Ten charakterystyczny wygląd jest z lubością wykorzystywany przez współczesnych reżyserów filmowych. Hideo Nakata, kreując postać Sadako Yamamury w filmie „The Ring: Krąg”, przedstawił zachodniemu widzowi klasyczny wizerunek yūrei, a niedługo potem dziewczęce postacie wynurzające się ze studni zaczęły być kojarzone z japońską grozą, mimo powszechnej nieznajomości tematu yūrei. Studnia jest tutaj bardzo ważnym elementem – woda wiąże świat materialny i świat duchów. W trakcie Święta Umarłych wody Japonii to droga dla yūrei powracających w rodzinne strony (są podejmowane w domach, witane przez żywych, którzy celebrują ich obecność i dziękują za sprawowaną nad nimi opiekę). Nie powinno się jednak wchodzić do wody, gdyż duchy mogłyby zabrać kogoś omyłkowo do swojego świata.

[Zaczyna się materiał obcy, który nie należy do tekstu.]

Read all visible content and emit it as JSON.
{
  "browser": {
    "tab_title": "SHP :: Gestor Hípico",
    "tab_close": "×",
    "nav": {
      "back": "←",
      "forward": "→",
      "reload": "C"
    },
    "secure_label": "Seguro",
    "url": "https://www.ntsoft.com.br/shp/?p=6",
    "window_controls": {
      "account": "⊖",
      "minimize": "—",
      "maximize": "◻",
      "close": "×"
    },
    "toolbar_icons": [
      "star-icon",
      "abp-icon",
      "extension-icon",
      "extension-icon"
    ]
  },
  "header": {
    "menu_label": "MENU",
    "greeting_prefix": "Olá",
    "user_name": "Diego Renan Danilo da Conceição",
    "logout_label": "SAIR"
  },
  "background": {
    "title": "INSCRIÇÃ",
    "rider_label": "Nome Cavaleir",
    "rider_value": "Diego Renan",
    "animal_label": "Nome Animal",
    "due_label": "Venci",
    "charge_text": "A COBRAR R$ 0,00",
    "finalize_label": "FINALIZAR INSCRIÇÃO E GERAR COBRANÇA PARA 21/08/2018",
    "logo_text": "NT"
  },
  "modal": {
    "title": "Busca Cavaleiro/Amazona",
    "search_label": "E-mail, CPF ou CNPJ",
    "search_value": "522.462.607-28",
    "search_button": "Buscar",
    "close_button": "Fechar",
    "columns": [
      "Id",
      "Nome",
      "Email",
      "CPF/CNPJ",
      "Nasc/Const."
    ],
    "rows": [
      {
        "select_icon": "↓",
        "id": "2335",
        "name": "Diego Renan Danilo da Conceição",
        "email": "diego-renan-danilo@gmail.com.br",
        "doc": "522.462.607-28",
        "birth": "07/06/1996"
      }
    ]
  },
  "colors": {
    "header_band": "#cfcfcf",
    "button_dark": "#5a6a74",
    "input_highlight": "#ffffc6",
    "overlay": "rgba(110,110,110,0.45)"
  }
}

Davisson w swoim wywodzie często powołuje się na Patricka Lafcadio Hearna. To pisarz z przełomu XIX i XX wieku, który wyjechał do Japonii jako korespondent prasowy, a przez fascynację tym krajem, postanowił w nim zamieszkać. Był japońskim folklorystą, którego – jak podkreśla Davisson – szczególnie fadcynowało panowanie umarłych. „Nie rozumiejąc związku między japońskim narodem a yūrei – jego zmarłymi – nie sposób pojąć Japonii” (s. 60).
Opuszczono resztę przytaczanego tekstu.